There should be a single sentence which clearly and specifically states the objective of the investigation  (click here to see an example research question).  Students must do some thinking to recognize the nature of the problem that has been set, the factors (variables) that will affect the outcome, and how they affect it (the hypothesis).  Make sure you select a research question that can be measured using the time, materials and techniques available to you at school!

The research question must clearly identify the manipulated and responding variables of the investigation (click here to see an example of variables).

If you are using any living organisms, or products from living organisms, such as seeds from a certain plant, give the most precise name you can and give the scientific name if possible (e.g. Phaseolus vulgaris for kidney beans).

Although not required by the IB Organization, for many investigations it is appropriate for students to include a hypothesis.  A hypothesis is like a prediction.  It will often take the form of a proposed relationship between two or more variables that can be tested by experiment:  “If X is done, then Y will occur.”  Also provide an explanation for the hypothesis.  This should be a brief discussion (paragraph form) about the theory or ‘why’ behind the hypothesis and prediction.  Be sure the hypothesis is related directly to the research question and that the manipulated and responding variables for the experiment are clear. Click here to see an example hypothesis.


Write a paragraph or two explaining why the experiment is appropriate and relevant to the study of chemistry.  How does it relate to what is being learned in class?  What process or phenomenon will the  experiment support?   Click here to see an example background paragraph.


Consider making a list of materials needed  (click here to see an example).  Be as specific as possible (example:  “50cm3 beaker instead of ‘beaker’, type of microscope with magnification range).  A diagram or photograph of how the experiment is set up may be appropriate. Be sure the diagram includes a title and any necessary labels.  You might have to decide how much of a substance or a solution to use.  If so, state your reasoning or show the calculations. 
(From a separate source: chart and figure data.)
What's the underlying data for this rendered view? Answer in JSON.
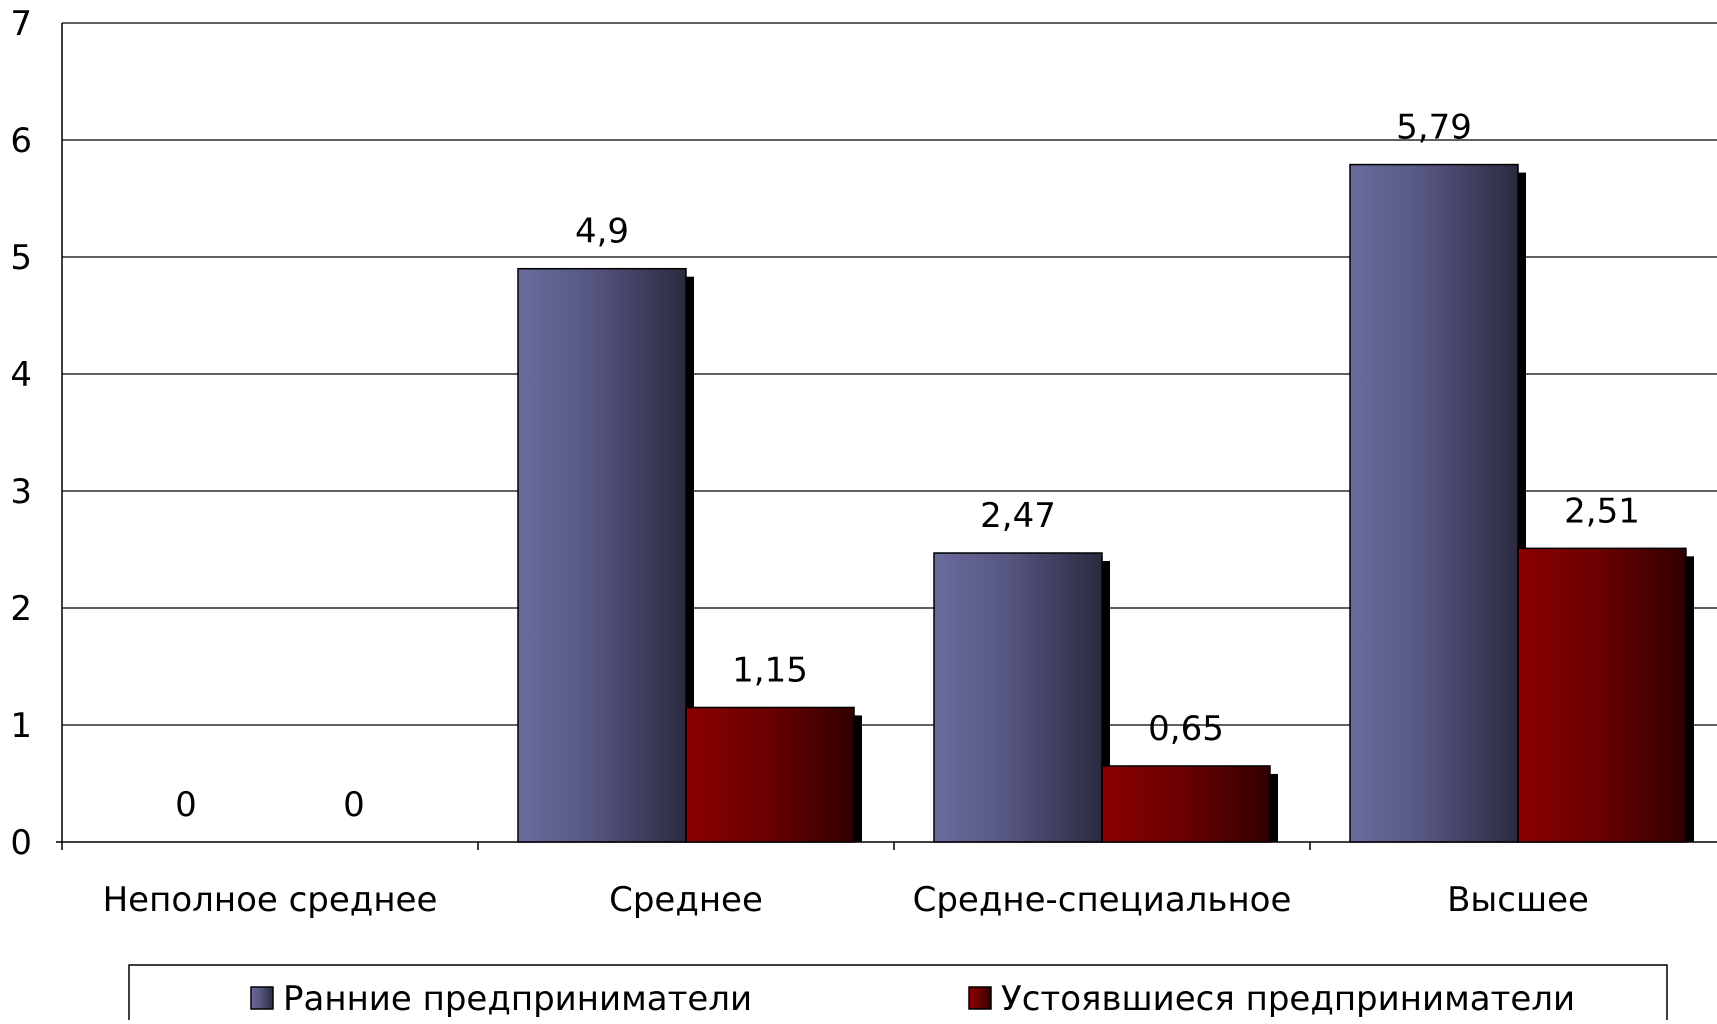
{
  "chart_data": {
    "type": "bar",
    "categories": [
      "Неполное среднее",
      "Среднее",
      "Средне-специальное",
      "Высшее"
    ],
    "series": [
      {
        "name": "Ранние предприниматели",
        "values": [
          0,
          4.9,
          2.47,
          5.79
        ],
        "labels": [
          "0",
          "4,9",
          "2,47",
          "5,79"
        ],
        "color": "#666699"
      },
      {
        "name": "Устоявшиеся предприниматели",
        "values": [
          0,
          1.15,
          0.65,
          2.51
        ],
        "labels": [
          "0",
          "1,15",
          "0,65",
          "2,51"
        ],
        "color": "#800000"
      }
    ],
    "ylim": [
      0,
      7
    ],
    "yticks": [
      "0",
      "1",
      "2",
      "3",
      "4",
      "5",
      "6",
      "7"
    ],
    "grid": true,
    "legend_position": "bottom"
  }
}
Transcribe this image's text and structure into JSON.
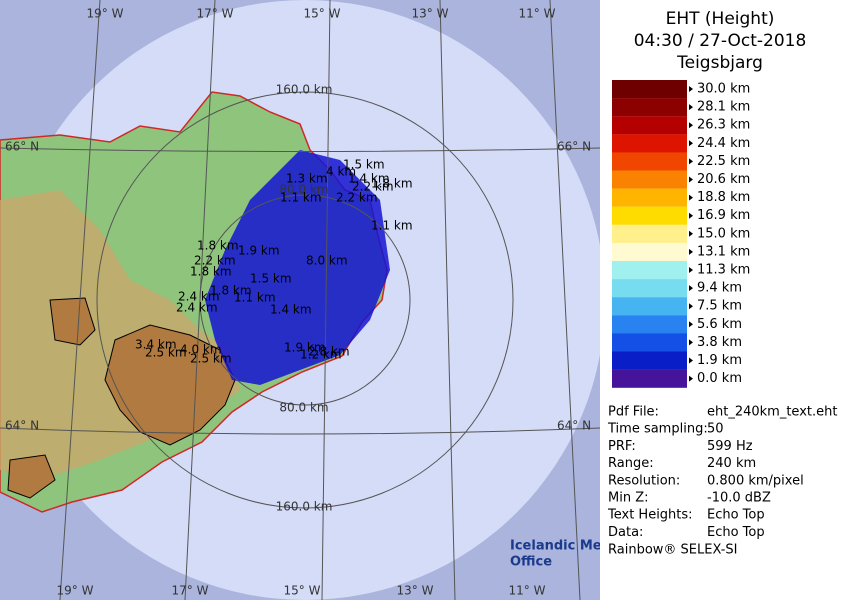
{
  "map": {
    "meridians": [
      "19° W",
      "17° W",
      "15° W",
      "13° W",
      "11° W"
    ],
    "parallels": [
      "66° N",
      "64° N"
    ],
    "rings": [
      "160.0 km",
      "80.0 km"
    ],
    "echo_labels": [
      "1.5 km",
      "1.3 km",
      "4 km",
      "1.4 km",
      "2.2 km",
      "1.8 km",
      "1.1 km",
      "2.2 km",
      "1.8 km",
      "1.9 km",
      "2.2 km",
      "1.1 km",
      "1.8 km",
      "1.5 km",
      "8.0 km",
      "2.4 km",
      "2.4 km",
      "1.8 km",
      "1.1 km",
      "1.4 km",
      "3.4 km",
      "2.5 km",
      "4.0 km",
      "2.5 km",
      "1.9 km",
      "1.2 km",
      "2.8 km"
    ],
    "logo": [
      "Icelandic Met",
      "Office"
    ]
  },
  "panel": {
    "title": "EHT (Height)",
    "time": "04:30 / 27-Oct-2018",
    "station": "Teigsbjarg",
    "scale": [
      {
        "label": "30.0 km",
        "color": "#6e0000"
      },
      {
        "label": "28.1 km",
        "color": "#8c0000"
      },
      {
        "label": "26.3 km",
        "color": "#b40000"
      },
      {
        "label": "24.4 km",
        "color": "#dc1400"
      },
      {
        "label": "22.5 km",
        "color": "#f04600"
      },
      {
        "label": "20.6 km",
        "color": "#fa8200"
      },
      {
        "label": "18.8 km",
        "color": "#ffb400"
      },
      {
        "label": "16.9 km",
        "color": "#ffdc00"
      },
      {
        "label": "15.0 km",
        "color": "#fff08c"
      },
      {
        "label": "13.1 km",
        "color": "#fffad2"
      },
      {
        "label": "11.3 km",
        "color": "#a0f0f0"
      },
      {
        "label": "9.4 km",
        "color": "#78dcf0"
      },
      {
        "label": "7.5 km",
        "color": "#46b4f0"
      },
      {
        "label": "5.6 km",
        "color": "#2882f0"
      },
      {
        "label": "3.8 km",
        "color": "#1450e6"
      },
      {
        "label": "1.9 km",
        "color": "#0a1ec8"
      },
      {
        "label": "0.0 km",
        "color": "#46149a"
      }
    ],
    "info": [
      [
        "Pdf File:",
        "eht_240km_text.eht"
      ],
      [
        "Time sampling:",
        "50"
      ],
      [
        "PRF:",
        "599 Hz"
      ],
      [
        "Range:",
        "240 km"
      ],
      [
        "Resolution:",
        "0.800 km/pixel"
      ],
      [
        "Min Z:",
        "-10.0 dBZ"
      ],
      [
        "Text Heights:",
        "Echo Top"
      ],
      [
        "Data:",
        "Echo Top"
      ]
    ],
    "footer": "Rainbow® SELEX-SI"
  }
}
State or discuss the method (procedure) that was used in the experiment   (click here to see an example).  This can be in the form of a list of step-by-step directions or a narrative.  Provide enough detail so that another person could repeat your work by reading the report!  You don’t have to go into detail about standard, well-understood actions such as measuring a temperature with a thermometer, weighing out a substance, etc.  If a standard technique is used, it should be referenced. For example, while planning an investigation to study the effect of light wavelength on the rate of photosynthesis in Cabomba, the student may have adapted a method to measure the rate of photosynthesis taken from a textbook. A standard reference would then be expected as a footnote, for example, “Freeland, PW (1985) Problems in Practical Advanced Level Biology, Hodder and Stoughton.” Or the student may adapt a general protocol provided by a teacher in a previous investigation. The reference may appear as: von Bargen, G (2017) “Studying the rate of photosynthesis” worksheet.


If something is done in the procedure to minimize an anticipated error, mention this as well.  (Example:  “Carefully cutting plant stem under water to reduce effect of air on transpiration rate.”) 


In the method, clearly state how to collect data.  What measuring device was used, what data was recorded and when?  Or what qualitative observations were looked for (such as color change)?


The procedure must allow collection of sufficient relevant data.  The planned investigation should anticipate the collection of sufficient data so that the aim or research question can be suitably addressed and an evaluation of the reliability of the data can be made.  As a rule, the lower limit is five measurements, or a sample size of five. Very small samples run from 5 to 20, small samples run from 20 to 30, and big samples run from 30 upwards. Obviously, this will vary within the limits of the time available for an investigation.


The data range and amount of data in that range are also important. For example, when trying to determine the optimum pH of an enzyme, using a range of pH values between 6 and 8 would be insufficient. Using a range of values between 3 and 10 would be better, but would also be insufficient if only three different pH values were tested in that range. 

“Control of variables” refers to the manipulation of the independent variable and the attempt to maintain the controlled variables at a constant value. students should write a paragraph in which they  describe how the control of variables is achieved (click here to see an example). If the control of variables is not practically possible, some effort should be made to monitor the variable(s).  State an explicit procedure or method for how each variable will be controlled and monitored.  (For example, if the temperature must remain constant, figure out how you will do this and state it.  Perhaps you might use a water bath that is maintained at a certain temperature.  Or perhaps the amount of light must remain constant.  In this case, you might take light readings before and after the experiment). ​

If you are using a known experimental protocol, you must explain how you modified the standard method to make it your own. 

​Safety, Ethics and Environmental Issues:

List any safety precautions that must be taken during the lab, including personal and environmental concerns.